LKS Skrbeńsko w meczu XIV kolejki C-klasy Football Center Rybnik wysoko pokonał na własnym boisku LKS Żar Szeroka 5:0 (1:0). Wynik meczu nie do końca oddaje jego przebieg, a rywale szczególnie w pierwszej połowie napsuli dużo krwi Zielono-Czerwonym.
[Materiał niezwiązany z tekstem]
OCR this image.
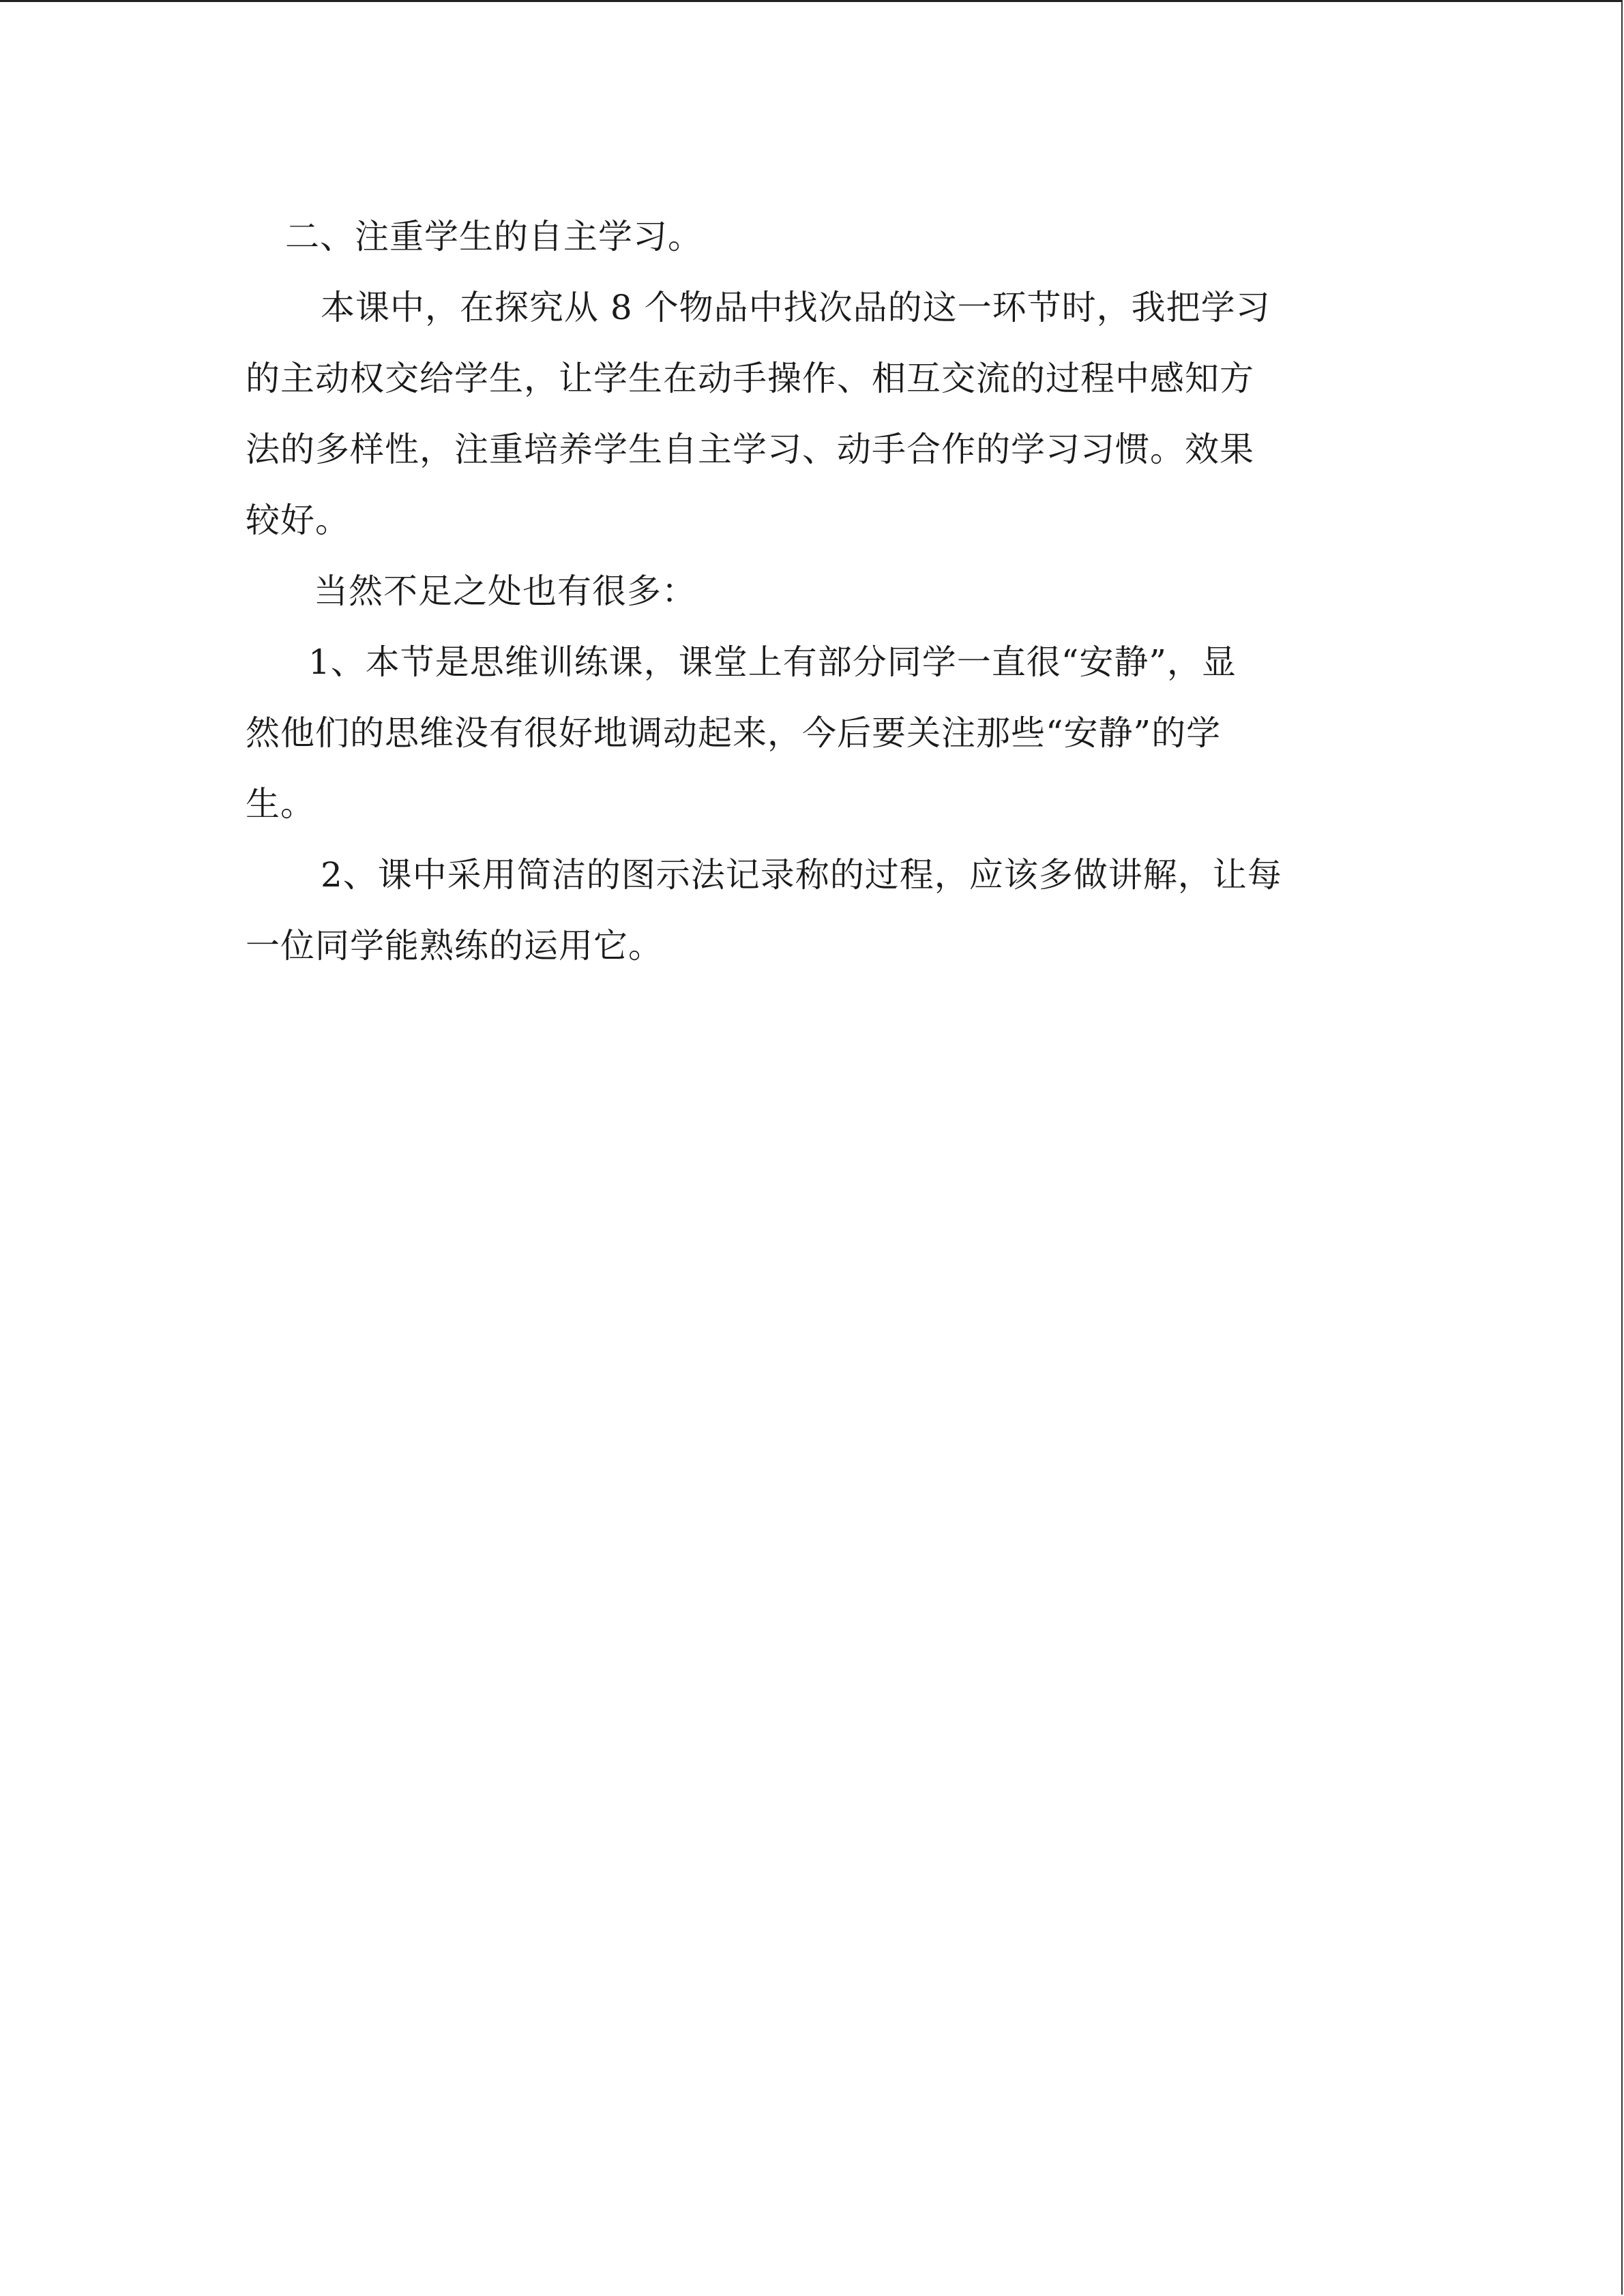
二、注重学生的自主学习。
本课中，在探究从 8 个物品中找次品的这一环节时，我把学习
的主动权交给学生，让学生在动手操作、相互交流的过程中感知方
法的多样性，注重培养学生自主学习、动手合作的学习习惯。效果
较好。
当然不足之处也有很多：
1、本节是思维训练课，课堂上有部分同学一直很“安静”，显
然他们的思维没有很好地调动起来，今后要关注那些“安静”的学
生。
2、课中采用简洁的图示法记录称的过程，应该多做讲解，让每
一位同学能熟练的运用它。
Do meczu z Szeroką przystępowaliśmy z dwutygodniową przerwą od gry. Nasz rywal- Żar Szeroka tydzień temu musiał uznać wyższość jak dotąd wszyscy w lidze drużyny z Jejkowic (2:4). Spotkanie zapowiadało się fascynująco patrząc także na ostatnie spotkanie między zespołami (7:3 dla LKS-u). Pierwsza połowa bardzo trudna dla naszego zespołu. Rywale wyszli bardzo bojowo nastawieni, mocno pressowali i ciężko było przedrzeć się pod ich pole karne. W 2 minucie gry mogliśmy objąć prowadzenie lecz rzutu karnego trafiając w słupek nie wykorzystał Sebastian Nowak. Po tej niewykorzystanej szansie, Szeroka próbowała swoich ataków i trzeba przyznać, że pierwsze 25 minut należało do gości. W 31 minucie faulowany w polu karnym był Sebastian Kopel i sędzia ponownie wskazał na "wapno". Tym razem do piłki podszedł Dominik Jędrzejkiewicz i strzałem w prawy róg bramki dał naszej drużynie prowadzenie. Kilka minut później zawodnik gości otrzymał drugą żółtą kartkę i Szeroka grała w osłabieniu. Do końca pierwszej połowy wynik nie uległ zmianie. Po przerwie już było mniej groźnie pod naszą bramką, co więcej to my mieliśmy przewagę co potwierdzaliśmy kolejnymi golami. Najpierw do kolejnego rzutu karnego podszedł po raz drugi Sebastian Nowak. Tym razem nie dał szans bramkarzowi Żaru i podwyższył na 2:0. W 73 minucie świetnym strzałem z ostrego kąta popisał się Sebastian Kopel podwyższając na 3:0. Trzy minuty później było już 4:0 dla LKS-u. Najmądrzej w zamieszaniu pod bramką gości zachował się ponownie Kopel i strzałem z bliskiej odległości pokonał golkipera rywali. Dwa gole i dwie asysty w dwóch meczach popularnego "Sagigo" w zielono-czerwonych barwach muszą wzbudzają respekt. Wynik spotkania w 85 minucie strzałem niemal z linii bramkowej ustalił Michał Żyluk. W końcówce to drużyna Żaru miała dwie szanse na honorową bramkę. W obu sytuacjach bardzo dobrze spisał się bramkarz LKS-u.
Dzisiejsze zwycięstwo pozwoliło nam utrzymać drugą pozycję w tabeli. Gra nie powalała na kolana, rywal szczególnie w pierwszej połowie postawił wysoko poprzeczkę. W tym meczu, podobnie jak dwa tygodnie temu przeważyła cierpliwość i konsekwencja. W dzisiejszym spotkaniu zabrakło naszego supersnajpera Marcina Marcola i króla środka pola Łukasza Pluty. Mamy nadzieję, że także dzisiejsze kontuzje Marcina Lubowskiego i Tomka Tomali nie okażą się poważne i w pełnym składzie przystąpimy do meczu kolejki z liderem Jednością II Jejkowice.
Starcie z niepokonaną drużyną w rybnickiej C-klasie już za tydzień o godzinie 11:00 na boisku przy ul. Zielonej 25. Już teraz serdecznie zapraszamy na to świetnie zapowiadające się spotkanie !
We wtorek o godzinie 18 także na naszym boisku, w ramach jednostki treningowej, LKS Skrbeńsko rozegra sparing z Spójnią Zebrzydowice występującą na co dzień w klasie okręgowej.